The Cybernetic Connection
GST developed in parallel with cybernetics, and the two fields are often conflated. The distinction is real but subtle: cybernetics focuses on control and communication — on how systems regulate themselves through feedback. GST focuses on organization and wholeness — on what makes a system a system rather than a collection of parts. The Macy Conferences on Cybernetics brought both communities together, and figures like Heinz von Foerster bridged the divide. The subsequent development of second-order cybernetics — which includes the observer within the system — can be read as a synthesis of both projects.
From Theory to Practice
GST's influence extends beyond academic theory into systems engineering, management science, and ecology. In each domain, the GST vocabulary — boundaries, inputs, outputs, feedback, hierarchy — provides a shared language for describing systems without requiring domain-specific reduction. The field's critics argue that this generality is also its weakness: a theory that claims to explain everything may explain nothing in particular. The response, from a systems perspective, is that GST was never intended as a predictive science but as a meta-language — a way of seeing structural isomorphisms across domains that would otherwise remain invisible.
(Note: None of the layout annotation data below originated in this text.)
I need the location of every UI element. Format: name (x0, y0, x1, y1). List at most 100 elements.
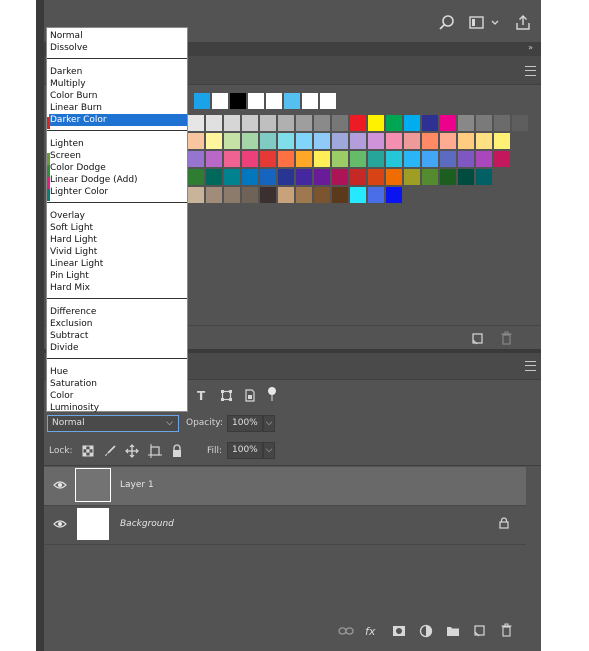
add-mask-icon[interactable] (392, 625, 406, 637)
blend-mode-option[interactable]: Vivid Light (49, 246, 187, 258)
blend-mode-option[interactable]: Lighten (49, 138, 187, 150)
color-swatch[interactable] (278, 187, 294, 203)
search-icon[interactable] (438, 14, 456, 32)
color-swatch[interactable] (188, 187, 204, 203)
color-swatch[interactable] (440, 151, 456, 167)
color-swatch[interactable] (242, 115, 258, 131)
color-swatch[interactable] (224, 169, 240, 185)
color-swatch[interactable] (422, 115, 438, 131)
color-swatch[interactable] (350, 187, 366, 203)
color-swatch[interactable] (188, 151, 204, 167)
delete-layer-icon[interactable] (500, 623, 513, 637)
color-swatch[interactable] (404, 115, 420, 131)
blend-mode-option[interactable]: Luminosity (49, 402, 187, 414)
blend-mode-select[interactable]: Normal ⌵ (47, 415, 179, 432)
color-swatch[interactable] (188, 169, 204, 185)
collapse-panels-icon[interactable]: » (528, 43, 533, 52)
color-swatch[interactable] (314, 187, 330, 203)
color-swatch[interactable] (260, 187, 276, 203)
color-swatch[interactable] (320, 93, 336, 109)
smart-object-filter-icon[interactable] (244, 389, 256, 402)
color-swatch[interactable] (314, 133, 330, 149)
opacity-input[interactable]: 100% (227, 415, 263, 432)
color-swatch[interactable] (386, 151, 402, 167)
color-swatch[interactable] (476, 115, 492, 131)
blend-mode-option[interactable]: Screen (49, 150, 187, 162)
color-swatch[interactable] (494, 115, 510, 131)
lock-transparent-pixels-icon[interactable] (82, 445, 94, 457)
color-swatch[interactable] (278, 151, 294, 167)
color-swatch[interactable] (476, 169, 492, 185)
color-swatch[interactable] (314, 169, 330, 185)
color-swatch[interactable] (206, 115, 222, 131)
color-swatch[interactable] (386, 115, 402, 131)
blend-mode-option[interactable]: Linear Burn (49, 102, 187, 114)
color-swatch[interactable] (494, 133, 510, 149)
color-swatch[interactable] (224, 133, 240, 149)
color-swatch[interactable] (458, 133, 474, 149)
color-swatch[interactable] (386, 169, 402, 185)
color-swatch[interactable] (188, 133, 204, 149)
color-swatch[interactable] (386, 133, 402, 149)
color-swatch[interactable] (368, 169, 384, 185)
color-swatch[interactable] (458, 169, 474, 185)
blend-mode-option[interactable]: Hard Mix (49, 282, 187, 294)
color-swatch[interactable] (278, 133, 294, 149)
color-swatch[interactable] (314, 151, 330, 167)
layers-panel-menu-icon[interactable] (525, 361, 536, 371)
blend-mode-option[interactable]: Pin Light (49, 270, 187, 282)
new-swatch-icon[interactable] (471, 332, 484, 345)
visibility-eye-icon[interactable] (53, 519, 67, 529)
color-swatch[interactable] (296, 169, 312, 185)
color-swatch[interactable] (242, 187, 258, 203)
color-swatch[interactable] (212, 93, 228, 109)
color-swatch[interactable] (476, 133, 492, 149)
workspace-icon[interactable] (468, 14, 486, 32)
layer-name[interactable]: Background (120, 519, 174, 529)
color-swatch[interactable] (350, 151, 366, 167)
color-swatch[interactable] (242, 151, 258, 167)
color-swatch[interactable] (404, 151, 420, 167)
color-swatch[interactable] (458, 151, 474, 167)
color-swatch[interactable] (422, 169, 438, 185)
color-swatch[interactable] (422, 133, 438, 149)
shape-layer-filter-icon[interactable] (220, 389, 233, 402)
color-swatch[interactable] (224, 187, 240, 203)
blend-mode-option[interactable]: Difference (49, 306, 187, 318)
color-swatch[interactable] (350, 169, 366, 185)
color-swatch[interactable] (332, 187, 348, 203)
color-swatch[interactable] (332, 151, 348, 167)
adjustment-layer-icon[interactable] (419, 624, 433, 638)
color-swatch[interactable] (404, 169, 420, 185)
blend-mode-option[interactable]: Color (49, 390, 187, 402)
color-swatch[interactable] (368, 151, 384, 167)
blend-mode-option[interactable]: Hard Light (49, 234, 187, 246)
color-swatch[interactable] (278, 169, 294, 185)
blend-mode-option[interactable]: Color Dodge (49, 162, 187, 174)
visibility-eye-icon[interactable] (53, 480, 67, 490)
color-swatch[interactable] (440, 133, 456, 149)
share-icon[interactable] (514, 14, 532, 32)
fill-input[interactable]: 100% (227, 442, 263, 459)
blend-mode-option[interactable]: Hue (49, 366, 187, 378)
lock-all-icon[interactable] (171, 444, 183, 458)
color-swatch[interactable] (350, 133, 366, 149)
blend-mode-option[interactable]: Color Burn (49, 90, 187, 102)
color-swatch[interactable] (368, 187, 384, 203)
color-swatch[interactable] (314, 115, 330, 131)
color-swatch[interactable] (242, 133, 258, 149)
blend-mode-option[interactable]: Dissolve (49, 42, 187, 54)
blend-mode-option[interactable]: Subtract (49, 330, 187, 342)
layer-row-layer-1[interactable]: Layer 1 (44, 467, 526, 506)
color-swatch[interactable] (224, 151, 240, 167)
color-swatch[interactable] (494, 151, 510, 167)
color-swatch[interactable] (296, 187, 312, 203)
blend-mode-option[interactable]: Exclusion (49, 318, 187, 330)
delete-swatch-icon[interactable] (500, 331, 513, 345)
lock-position-icon[interactable] (125, 444, 139, 458)
color-swatch[interactable] (224, 115, 240, 131)
color-swatch[interactable] (386, 187, 402, 203)
color-swatch[interactable] (266, 93, 282, 109)
blend-mode-option[interactable]: Lighter Color (49, 186, 187, 198)
color-swatch[interactable] (206, 151, 222, 167)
The enduring power of general systems theory is not that it discovered new laws but that it revealed an old blindness: the assumption that disciplines studying organized wholes were studying different things. They were not. They were studying the same thing from different angles — and the thing was organization itself. Any field that still treats its systems as special cases rather than instances of general principles has not yet understood what Bertalanffy was offering.